Bruce’s List: A guide to informed reads.

As a newspaper, The Times has come into its own under the editorship of Stephen Haw. It was initially launched in an effort to boost subscriptions to the Sunday Times (you got The Times for free if you subscribed to the Sunday Times) but Haw has managed to stand it up as a real newspaper in its own right. It is a good, serious read and more than enough competition to the bigger and better-established general dailies in SA. I first felt a disturbance in the force, from Haw, after another giggling performance in parliament by President Jacob Zuma before the Nkandla issue was settled. “What’s so funny?” read The Times’ front page lead headline, which ran across a string of photos showing the president laughing at MPs trying to get him to tell the truth. It was inspired. And the same thing happened this morning, when Haw ran “In a world of his own” in the same space. This in response to Zuma’s preposterous assertion in the National Council of Provinces (NCOP) yesterday that he could not prevent the charging of finance minister Pravin Gordhan on November 2 because “if this president was to interfere in any matter, either chapter 9 institutions or other institutions, then (SA) would be closer to (becoming) a banana republic”.

Closer hmm? At least he has a sense we’re already on that road. Haw cleverly allows Zuma to sink himself with long verbatim quotes from the answers he gave to questions posed in the NCOP. You really do have to ask what planet he lives on. I loved the bit about the new Brics ratings agency: 'Jacob Zuma living in a world of his own'.
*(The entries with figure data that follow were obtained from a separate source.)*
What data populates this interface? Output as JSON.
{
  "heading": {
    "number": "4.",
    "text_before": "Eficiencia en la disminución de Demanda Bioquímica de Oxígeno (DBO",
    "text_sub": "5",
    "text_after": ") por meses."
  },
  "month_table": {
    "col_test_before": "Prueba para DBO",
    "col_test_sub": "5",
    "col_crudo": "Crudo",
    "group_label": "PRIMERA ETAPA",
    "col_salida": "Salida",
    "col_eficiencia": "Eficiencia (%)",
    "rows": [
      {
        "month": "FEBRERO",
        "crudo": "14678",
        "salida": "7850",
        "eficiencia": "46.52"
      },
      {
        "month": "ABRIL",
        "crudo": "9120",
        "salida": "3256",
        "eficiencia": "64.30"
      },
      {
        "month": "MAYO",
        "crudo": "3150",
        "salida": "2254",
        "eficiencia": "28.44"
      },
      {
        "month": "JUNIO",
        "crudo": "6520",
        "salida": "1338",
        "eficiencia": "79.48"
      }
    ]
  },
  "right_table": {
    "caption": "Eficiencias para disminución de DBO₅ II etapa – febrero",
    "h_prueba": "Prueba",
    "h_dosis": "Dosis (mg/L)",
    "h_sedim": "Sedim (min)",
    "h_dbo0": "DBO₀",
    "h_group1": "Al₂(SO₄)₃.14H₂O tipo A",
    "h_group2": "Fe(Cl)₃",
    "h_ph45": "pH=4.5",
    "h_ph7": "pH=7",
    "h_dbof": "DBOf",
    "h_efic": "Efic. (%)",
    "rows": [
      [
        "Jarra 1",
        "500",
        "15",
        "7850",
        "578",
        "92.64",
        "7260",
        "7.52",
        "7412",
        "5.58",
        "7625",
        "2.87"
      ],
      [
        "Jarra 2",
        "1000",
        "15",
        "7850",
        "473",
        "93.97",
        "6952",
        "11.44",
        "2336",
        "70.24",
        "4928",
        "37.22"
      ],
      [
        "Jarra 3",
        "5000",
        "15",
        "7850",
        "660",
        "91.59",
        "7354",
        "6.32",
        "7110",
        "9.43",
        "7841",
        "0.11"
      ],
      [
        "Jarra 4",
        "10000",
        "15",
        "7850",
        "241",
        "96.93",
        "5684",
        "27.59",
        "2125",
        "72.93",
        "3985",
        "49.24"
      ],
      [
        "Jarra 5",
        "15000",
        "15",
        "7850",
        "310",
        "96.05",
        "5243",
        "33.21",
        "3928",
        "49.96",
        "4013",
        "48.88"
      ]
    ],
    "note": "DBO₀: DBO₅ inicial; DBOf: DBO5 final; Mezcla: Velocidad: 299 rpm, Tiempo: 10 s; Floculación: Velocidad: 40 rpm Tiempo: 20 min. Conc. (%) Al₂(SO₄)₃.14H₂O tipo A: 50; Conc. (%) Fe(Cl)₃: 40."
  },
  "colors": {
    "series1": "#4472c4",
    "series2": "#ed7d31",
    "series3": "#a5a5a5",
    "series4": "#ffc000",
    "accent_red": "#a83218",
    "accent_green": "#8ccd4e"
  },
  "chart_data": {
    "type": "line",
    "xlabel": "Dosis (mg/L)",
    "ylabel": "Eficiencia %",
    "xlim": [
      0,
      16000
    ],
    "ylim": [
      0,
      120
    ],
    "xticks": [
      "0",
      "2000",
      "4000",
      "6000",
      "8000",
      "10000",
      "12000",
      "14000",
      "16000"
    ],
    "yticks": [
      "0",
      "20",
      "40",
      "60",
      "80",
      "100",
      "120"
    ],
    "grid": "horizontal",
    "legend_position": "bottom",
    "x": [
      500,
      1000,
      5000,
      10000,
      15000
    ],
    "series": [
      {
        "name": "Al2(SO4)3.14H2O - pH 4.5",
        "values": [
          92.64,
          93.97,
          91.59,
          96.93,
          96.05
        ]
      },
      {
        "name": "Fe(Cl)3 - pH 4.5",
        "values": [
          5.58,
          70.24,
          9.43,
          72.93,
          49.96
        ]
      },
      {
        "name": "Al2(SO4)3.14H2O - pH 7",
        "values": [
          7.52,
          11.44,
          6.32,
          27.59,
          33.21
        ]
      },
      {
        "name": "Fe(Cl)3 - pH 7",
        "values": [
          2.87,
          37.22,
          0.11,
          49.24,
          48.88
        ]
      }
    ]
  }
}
And Business Day has a stonking front page lead today where it reveals that a report done for the ANC leadership — in the wake of the local government elections, the Nkandla scandal and mounting evidence of state capture — recommended that Zuma and his entire ANC national executive step down. It is exactly what ANC chief whip Jackson Mthembu has called for, and for which Mthembu has attracted much heat. The end approaches people, inexorably: ANC regions wanted Zuma, NEC to resign.
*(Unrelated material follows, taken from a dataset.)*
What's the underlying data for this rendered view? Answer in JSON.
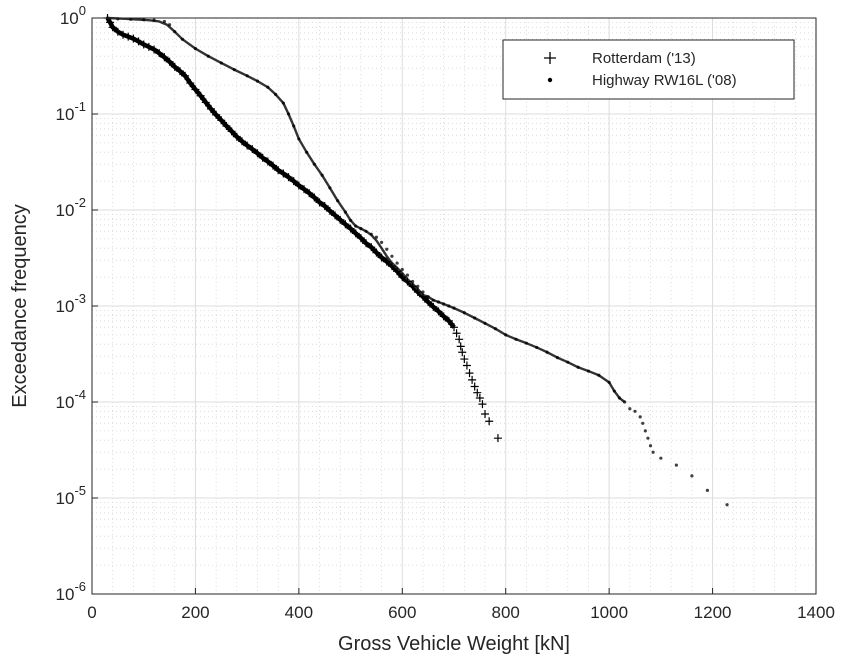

Back to that Brics ratings agency. The Financial Mail gets it spot on in its main editorial. It is an ideological frippery that will achieve nothing. Already, the markets in the form of credit default swaps (effectively insurance) costs on South African sovereign debt are as high as they are on Brazilian and Turkish debt. Both those countries have fallen into junk status and the FM makes the obvious point that the ratings agencies usually follow the markets, rather than the other way around: Editorial: The madness of a Brics ‘ratings club’.
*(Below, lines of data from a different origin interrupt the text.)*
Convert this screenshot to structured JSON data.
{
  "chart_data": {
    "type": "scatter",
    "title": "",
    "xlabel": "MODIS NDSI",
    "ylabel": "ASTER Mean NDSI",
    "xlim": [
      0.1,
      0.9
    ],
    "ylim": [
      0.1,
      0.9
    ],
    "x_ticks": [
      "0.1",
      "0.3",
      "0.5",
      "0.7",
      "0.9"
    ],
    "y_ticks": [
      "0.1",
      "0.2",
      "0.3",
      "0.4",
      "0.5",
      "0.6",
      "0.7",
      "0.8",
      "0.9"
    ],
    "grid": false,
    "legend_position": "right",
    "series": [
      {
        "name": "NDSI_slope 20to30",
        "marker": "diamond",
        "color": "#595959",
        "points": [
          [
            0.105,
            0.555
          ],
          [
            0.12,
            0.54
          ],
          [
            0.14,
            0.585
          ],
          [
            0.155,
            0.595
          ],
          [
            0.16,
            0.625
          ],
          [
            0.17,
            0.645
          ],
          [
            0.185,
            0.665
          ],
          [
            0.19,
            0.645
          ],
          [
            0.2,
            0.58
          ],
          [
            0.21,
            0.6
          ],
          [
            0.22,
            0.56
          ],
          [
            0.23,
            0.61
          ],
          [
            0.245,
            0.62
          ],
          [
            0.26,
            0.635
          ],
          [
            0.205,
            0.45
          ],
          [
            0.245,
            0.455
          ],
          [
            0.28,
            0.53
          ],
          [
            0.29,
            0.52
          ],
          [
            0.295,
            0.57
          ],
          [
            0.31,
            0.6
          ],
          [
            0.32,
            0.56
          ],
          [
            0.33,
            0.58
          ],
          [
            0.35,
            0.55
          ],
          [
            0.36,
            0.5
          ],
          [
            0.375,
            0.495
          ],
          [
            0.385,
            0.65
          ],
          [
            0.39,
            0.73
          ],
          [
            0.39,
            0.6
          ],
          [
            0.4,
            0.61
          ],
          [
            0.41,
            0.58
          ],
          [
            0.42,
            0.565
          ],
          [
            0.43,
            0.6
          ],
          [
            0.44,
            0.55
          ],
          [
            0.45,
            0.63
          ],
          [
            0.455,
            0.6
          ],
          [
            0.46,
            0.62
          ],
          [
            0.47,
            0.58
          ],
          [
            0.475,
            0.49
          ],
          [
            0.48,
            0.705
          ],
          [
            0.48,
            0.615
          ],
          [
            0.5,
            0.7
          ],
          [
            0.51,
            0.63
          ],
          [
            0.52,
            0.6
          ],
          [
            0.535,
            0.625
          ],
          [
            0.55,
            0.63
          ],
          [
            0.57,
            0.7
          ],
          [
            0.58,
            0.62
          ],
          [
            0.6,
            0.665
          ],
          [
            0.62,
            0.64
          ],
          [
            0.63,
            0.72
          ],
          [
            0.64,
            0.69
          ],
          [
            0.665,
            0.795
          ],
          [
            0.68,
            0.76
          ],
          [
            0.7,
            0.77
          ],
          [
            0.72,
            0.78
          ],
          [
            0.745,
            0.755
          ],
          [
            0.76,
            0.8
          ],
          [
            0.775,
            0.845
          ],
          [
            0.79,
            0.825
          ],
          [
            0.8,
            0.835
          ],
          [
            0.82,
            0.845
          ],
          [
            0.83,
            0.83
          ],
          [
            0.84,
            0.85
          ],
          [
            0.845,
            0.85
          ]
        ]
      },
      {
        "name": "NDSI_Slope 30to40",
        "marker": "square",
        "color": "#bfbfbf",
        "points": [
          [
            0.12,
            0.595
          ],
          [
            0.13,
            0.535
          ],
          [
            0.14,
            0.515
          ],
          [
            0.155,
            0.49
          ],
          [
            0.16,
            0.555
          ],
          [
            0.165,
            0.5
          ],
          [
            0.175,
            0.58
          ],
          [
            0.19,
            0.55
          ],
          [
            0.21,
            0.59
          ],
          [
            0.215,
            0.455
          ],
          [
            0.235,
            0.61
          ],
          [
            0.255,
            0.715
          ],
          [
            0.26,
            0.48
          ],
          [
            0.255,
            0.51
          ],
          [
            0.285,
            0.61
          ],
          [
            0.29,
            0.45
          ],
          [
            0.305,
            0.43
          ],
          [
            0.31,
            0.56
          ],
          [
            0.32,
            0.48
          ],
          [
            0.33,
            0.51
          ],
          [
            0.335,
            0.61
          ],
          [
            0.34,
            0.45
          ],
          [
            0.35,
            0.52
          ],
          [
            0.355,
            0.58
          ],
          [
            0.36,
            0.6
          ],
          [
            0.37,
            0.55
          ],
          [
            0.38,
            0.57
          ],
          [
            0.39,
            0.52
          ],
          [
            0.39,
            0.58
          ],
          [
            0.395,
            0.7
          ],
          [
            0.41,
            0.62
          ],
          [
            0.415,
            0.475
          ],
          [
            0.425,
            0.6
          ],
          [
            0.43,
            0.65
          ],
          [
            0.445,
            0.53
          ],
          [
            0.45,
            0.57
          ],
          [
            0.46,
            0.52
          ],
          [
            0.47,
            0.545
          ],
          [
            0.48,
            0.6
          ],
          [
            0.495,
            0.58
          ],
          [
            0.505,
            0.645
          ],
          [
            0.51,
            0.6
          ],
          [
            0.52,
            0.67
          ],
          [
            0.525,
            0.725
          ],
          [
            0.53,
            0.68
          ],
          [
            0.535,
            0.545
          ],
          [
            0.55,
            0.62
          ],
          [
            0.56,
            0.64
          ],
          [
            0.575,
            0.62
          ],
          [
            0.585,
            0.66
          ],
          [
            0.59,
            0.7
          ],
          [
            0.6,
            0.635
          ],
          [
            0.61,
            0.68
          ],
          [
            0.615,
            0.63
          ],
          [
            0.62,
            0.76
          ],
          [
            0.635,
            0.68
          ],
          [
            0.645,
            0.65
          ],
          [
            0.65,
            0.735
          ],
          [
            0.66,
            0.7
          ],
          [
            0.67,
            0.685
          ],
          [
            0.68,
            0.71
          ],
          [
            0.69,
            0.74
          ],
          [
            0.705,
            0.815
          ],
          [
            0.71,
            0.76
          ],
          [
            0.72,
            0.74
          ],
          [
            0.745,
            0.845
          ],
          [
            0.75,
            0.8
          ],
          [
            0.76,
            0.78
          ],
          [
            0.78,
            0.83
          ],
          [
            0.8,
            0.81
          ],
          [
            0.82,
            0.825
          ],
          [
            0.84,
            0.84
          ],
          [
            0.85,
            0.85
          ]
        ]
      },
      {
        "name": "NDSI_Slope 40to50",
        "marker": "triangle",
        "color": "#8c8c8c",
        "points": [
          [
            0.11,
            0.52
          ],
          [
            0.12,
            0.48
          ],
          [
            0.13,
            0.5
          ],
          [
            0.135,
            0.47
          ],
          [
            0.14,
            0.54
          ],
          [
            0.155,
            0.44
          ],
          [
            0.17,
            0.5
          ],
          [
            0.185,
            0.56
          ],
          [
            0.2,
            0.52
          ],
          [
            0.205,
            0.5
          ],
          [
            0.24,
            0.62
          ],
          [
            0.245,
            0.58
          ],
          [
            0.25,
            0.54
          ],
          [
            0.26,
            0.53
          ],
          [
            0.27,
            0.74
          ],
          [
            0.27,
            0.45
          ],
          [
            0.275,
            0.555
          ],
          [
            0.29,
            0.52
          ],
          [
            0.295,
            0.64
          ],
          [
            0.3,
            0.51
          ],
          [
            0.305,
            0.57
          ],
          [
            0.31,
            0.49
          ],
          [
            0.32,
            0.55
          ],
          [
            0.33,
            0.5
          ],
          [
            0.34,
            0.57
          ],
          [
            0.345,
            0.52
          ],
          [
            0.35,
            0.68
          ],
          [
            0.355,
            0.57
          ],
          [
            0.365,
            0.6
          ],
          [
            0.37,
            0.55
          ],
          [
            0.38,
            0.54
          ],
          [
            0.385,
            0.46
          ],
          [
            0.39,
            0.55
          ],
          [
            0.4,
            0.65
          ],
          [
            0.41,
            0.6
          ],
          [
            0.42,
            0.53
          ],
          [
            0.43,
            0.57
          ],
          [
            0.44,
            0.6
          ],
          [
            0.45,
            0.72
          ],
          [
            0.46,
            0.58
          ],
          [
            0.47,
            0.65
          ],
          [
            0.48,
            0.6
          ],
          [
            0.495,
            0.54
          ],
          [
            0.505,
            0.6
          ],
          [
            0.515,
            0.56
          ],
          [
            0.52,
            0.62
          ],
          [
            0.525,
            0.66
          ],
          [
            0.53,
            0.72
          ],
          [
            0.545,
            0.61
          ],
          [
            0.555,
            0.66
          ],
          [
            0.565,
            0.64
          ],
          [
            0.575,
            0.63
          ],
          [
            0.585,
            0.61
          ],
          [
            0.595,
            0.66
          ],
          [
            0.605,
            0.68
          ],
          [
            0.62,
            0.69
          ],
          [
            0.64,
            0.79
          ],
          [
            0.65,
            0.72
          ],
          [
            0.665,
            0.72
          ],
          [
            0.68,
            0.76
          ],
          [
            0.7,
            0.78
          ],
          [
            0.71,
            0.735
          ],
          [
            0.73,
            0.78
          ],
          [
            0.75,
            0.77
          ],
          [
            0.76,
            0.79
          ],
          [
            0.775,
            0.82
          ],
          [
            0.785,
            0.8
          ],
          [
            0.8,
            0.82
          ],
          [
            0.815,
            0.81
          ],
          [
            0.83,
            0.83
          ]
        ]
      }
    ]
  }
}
Meanwhile, as Gordhan readies himself to deliver his medium-term budget policy statement in parliament later today, economist Mike Schüssler has written this excellent and thoughtful piece for Moneyweb. If you want a guide to the economic trouble we’re in, with a retrospective look at treasury’s often rose-tinted view of our prospects, this is it: Three serious, unbelievable numbers SA’s not complied with.

And the ever-reliable and thoughtful Gavin Keeton explains exactly what would happen if we are downgraded. It isn’t all doom and gloom but it’s bad nonetheless: Downgrade would set dominoes toppling.